Employee Involvement

HLC ExpectationInvolving staff in planning in meaningful ways was a primary objective of all of the deliberations and resulting actions. In-service and workshop days involved all staff in common activities. Employees also participated within existing committees, by responding to surveys, and as volunteers in response to specific project needs. Although initial efforts were administratively driven, great efforts were made to obtain broad input from SVCC staff and to avoid another administratively designed system. A number of efforts were taken to obtain employee input Reference:

  • November/December 2003, an environmental scan examined student trends, departmental needs and organizational effectiveness in two parts. All staff were encouraged to attend one of several meetings to discuss these issues. Each meeting was facilitated by a different individual or pair of staff members. Employees were also asked to complete a written survey on the same topics.
  • October 2004, an internal scan survey was conducted by the Internal Review Team as a part of the SWOT Analysis, which asked staff to identify the strengths and weaknesses of their respective departments and of the College. Departments were asked to respond to their respective weaknesses. The survey identified a number of College strengths and weaknesses and resulted in a communications survey that was administered in November.

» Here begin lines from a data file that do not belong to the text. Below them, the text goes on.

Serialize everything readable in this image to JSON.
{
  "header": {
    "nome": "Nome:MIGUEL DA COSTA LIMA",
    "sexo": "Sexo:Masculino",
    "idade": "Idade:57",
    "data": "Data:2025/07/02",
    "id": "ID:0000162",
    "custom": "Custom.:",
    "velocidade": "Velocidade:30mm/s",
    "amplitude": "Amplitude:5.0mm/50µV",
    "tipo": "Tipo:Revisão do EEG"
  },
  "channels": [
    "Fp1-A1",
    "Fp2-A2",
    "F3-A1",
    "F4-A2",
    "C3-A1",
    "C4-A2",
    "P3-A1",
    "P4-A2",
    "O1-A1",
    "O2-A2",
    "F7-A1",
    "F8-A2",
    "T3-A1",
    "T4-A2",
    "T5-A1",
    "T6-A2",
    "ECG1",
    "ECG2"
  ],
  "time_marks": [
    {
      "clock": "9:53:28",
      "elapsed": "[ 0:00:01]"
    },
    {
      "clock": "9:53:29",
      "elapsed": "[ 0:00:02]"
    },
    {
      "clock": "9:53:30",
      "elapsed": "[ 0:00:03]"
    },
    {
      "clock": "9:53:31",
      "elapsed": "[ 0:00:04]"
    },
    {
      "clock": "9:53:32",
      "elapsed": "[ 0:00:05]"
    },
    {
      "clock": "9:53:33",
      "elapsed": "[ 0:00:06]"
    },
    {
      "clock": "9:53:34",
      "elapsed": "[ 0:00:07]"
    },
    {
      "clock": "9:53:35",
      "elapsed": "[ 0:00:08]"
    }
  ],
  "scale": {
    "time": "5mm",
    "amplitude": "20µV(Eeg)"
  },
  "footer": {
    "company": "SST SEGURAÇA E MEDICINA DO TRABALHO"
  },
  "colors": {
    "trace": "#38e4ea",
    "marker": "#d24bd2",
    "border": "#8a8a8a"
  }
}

  • November 2004, a communications survey was administered to all staff by the Internal Review Team, to probe the communication weaknesses identified in the prior survey. The results were considered by the Internal Review Team as a part of the SWOT Analysis. Reference
  • August 2005, a staff survey was conducted as a follow-up to the fall 2004 surveys to determine if the strengths and weaknesses identified during the previous year had improved or deteriorated.
In 2003, disciplines were grouped into nine academic areas for assessment and planning purposes: communications, physical and natural sciences; health; social and behavioral sciences; business; humanities; mathematics; human services; technology. The role of a faculty leader in each area was identified and explored. During the summer of 2004, Area Facilitator positions were created to promote discussion and improve communication among faculty, committees, and administration. The College viewed the work of the area facilitators as being important enough that facilitators, selected from full-time faculty in each of the nine academic areas, were compensated through either stipends or release time.